Momentos complejos, subraya Ardidis Barrios, como el de renunciar a entregar el área del kiosco en Simón Bolívar por las obras civiles de la zona verde y adecuaciones de la vecina cancha de fútbol. La negociación por la posesión que defendieron y después negociaron para comprar un lote en el Nuevo Éxito, barrio paralelo a la Circunvalar en predios del municipio de Soledad, Atlántico.  

Valentina Barrios quemó etapas como corredora infantil y prejuvenil, siendo una quinceañera en 2019, con el nuevo estadio de atletismo Rafael Cotes en Barranquilla, también participó en competencias de saltos de longitud y triple. Compitiendo con hoy talentos de esa especialidad como Estrella Lobo, del Magdalena. Los saltos la marcaron y más en el enfrentamiento ante Caterine Ibargüen, la medallista olímpica colombiana.

La noche del 18 mayo de 2018, Juana Bornacelli estaba entre los cientos de aficionados que llenaron la tribuna del estadio Rafael Cotes y vio a Valentina nerviosa. La madre aprovechó para verla hasta antes de las 11 de la noche, la hora para presentarse al periódico El Heraldo, donde trabaja como organizadora de productos impresos hasta la madrugada.

Estar cerca de Caterine Ibargüen y con el público fascinado con los saltos de la atleta de piel ébano, paralizó a Valentina. Al día siguiente Juana le dijo:

—Pero por qué te pusiste así, Valentina. Si ya es la segunda vez que compites con ella.

—Mamá vi a Caterine muy grande.

Valentina ha dejado el pasado para empezar a escribir su historia en grande. La medalla de plata en el Mundial Sub—20 la encumbra y la impulsa a buscar los Olímpicos de París 2024 y por primera vez.

Para el Mundial de Cali, la medallista de plata admitió que no tuvo preparación. Los viajes para competir por la universidad de la capital de Estados Unidos, y solo llegar a Colombia a buscar entrenador y encontrarlo en Ángel Salcedo, de la Liga de Santander, le permitieron trazar un plan. Antes de irse para Estados Unidos entrenó con el también cubano Dionisio Quintana, pero una cirugía del entrenador los separó. 

El grito liberador, el del cuarto lanzamiento y que le dio el segundo lugar en el mundo detrás de la serbia Adriana Vilagos, medalla de oro (63,52 metros), expulsó todo lo que Valentina tenía por dentro. Lo llamó "sorpresa" al terminar la final. 
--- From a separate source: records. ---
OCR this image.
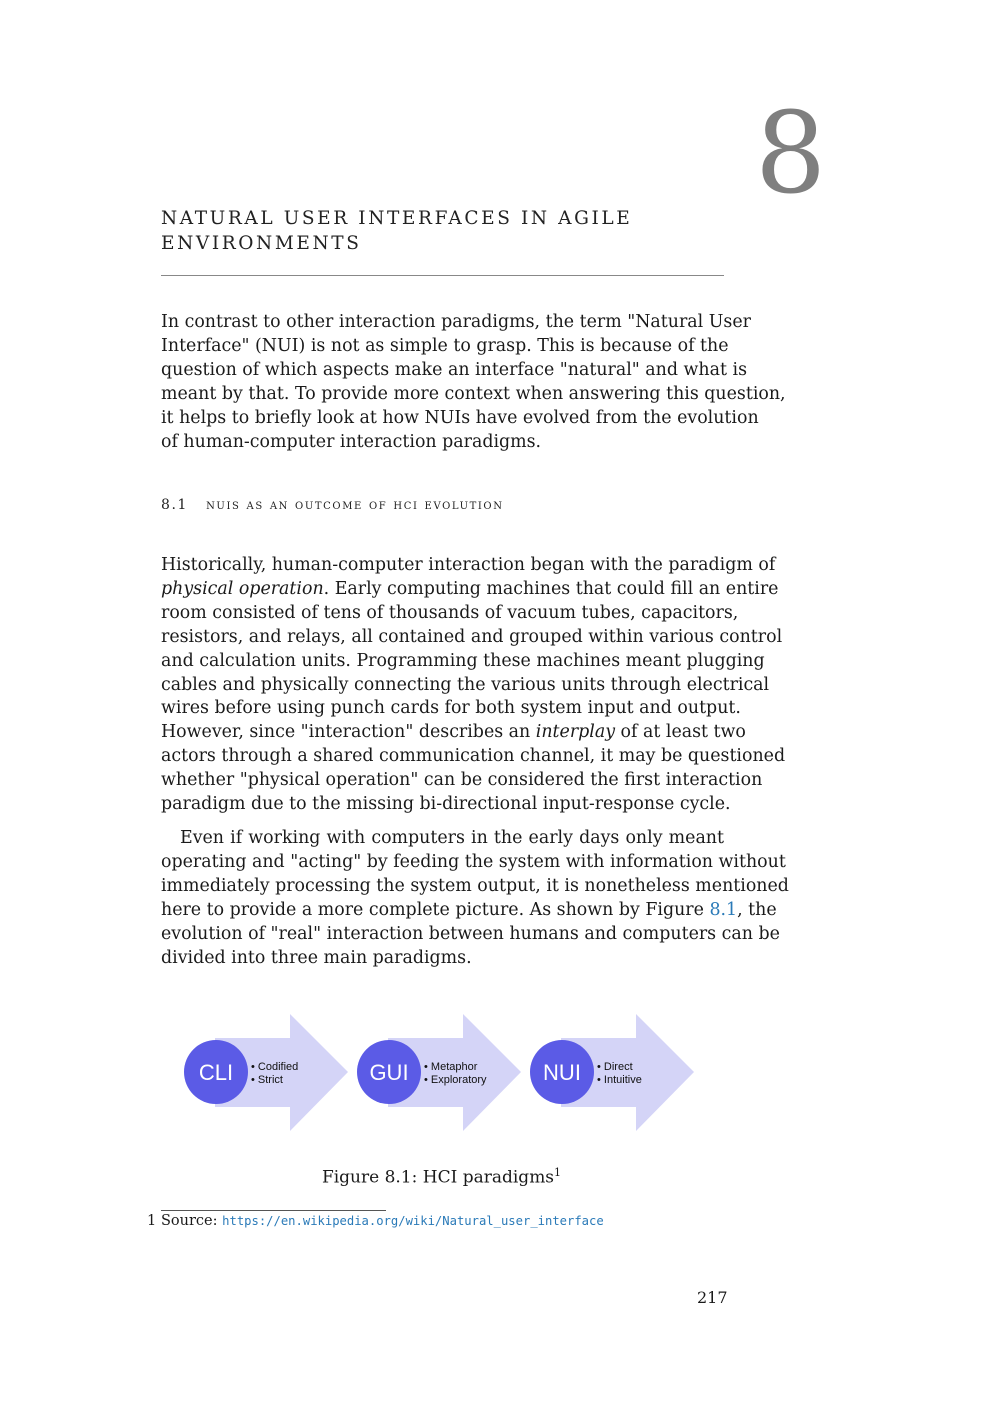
8
NATURAL USER INTERFACES IN AGILE
ENVIRONMENTS
In contrast to other interaction paradigms, the term "Natural User
Interface" (NUI) is not as simple to grasp. This is because of the
question of which aspects make an interface "natural" and what is
meant by that. To provide more context when answering this question,
it helps to briefly look at how NUIs have evolved from the evolution
of human-computer interaction paradigms.
8.1 nuis as an outcome of hci evolution
Historically, human-computer interaction began with the paradigm of
physical operation. Early computing machines that could fill an entire
room consisted of tens of thousands of vacuum tubes, capacitors,
resistors, and relays, all contained and grouped within various control
and calculation units. Programming these machines meant plugging
cables and physically connecting the various units through electrical
wires before using punch cards for both system input and output.
However, since "interaction" describes an interplay of at least two
actors through a shared communication channel, it may be questioned
whether "physical operation" can be considered the first interaction
paradigm due to the missing bi-directional input-response cycle.
Even if working with computers in the early days only meant
operating and "acting" by feeding the system with information without
immediately processing the system output, it is nonetheless mentioned
here to provide a more complete picture. As shown by Figure 8.1, the
evolution of "real" interaction between humans and computers can be
divided into three main paradigms.
CLI • Codified
• Strict	GUI • Metaphor
• Exploratory	NUI • Direct
• Intuitive
Figure 8.1: HCI paradigms$^1$
1 Source: https://en.wikipedia.org/wiki/Natural_user_interface
217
Había mucha emoción de Valentina al ver el resultado y su obra; corrió a abrazar a Salcedo, después a sus padres antes que la delegación de Colombia se la arrebatara para llevarla a los focos y luces de los medios de comunicación. 

Sin el acento barranquillero y con el vallecaucano en los labios Valentina Barrios dijo: “Se siente muy chimba como dicen acá en Cali”. Con la bandera tricolor en el cuello admitió que no hubo preparación para el Mundial. “Cuando llegué al país y empecé a entrenar con mi entrenador, Ángel Salcedo, me ayudó muchísimo a enfocar lo que venía a hacer acá”.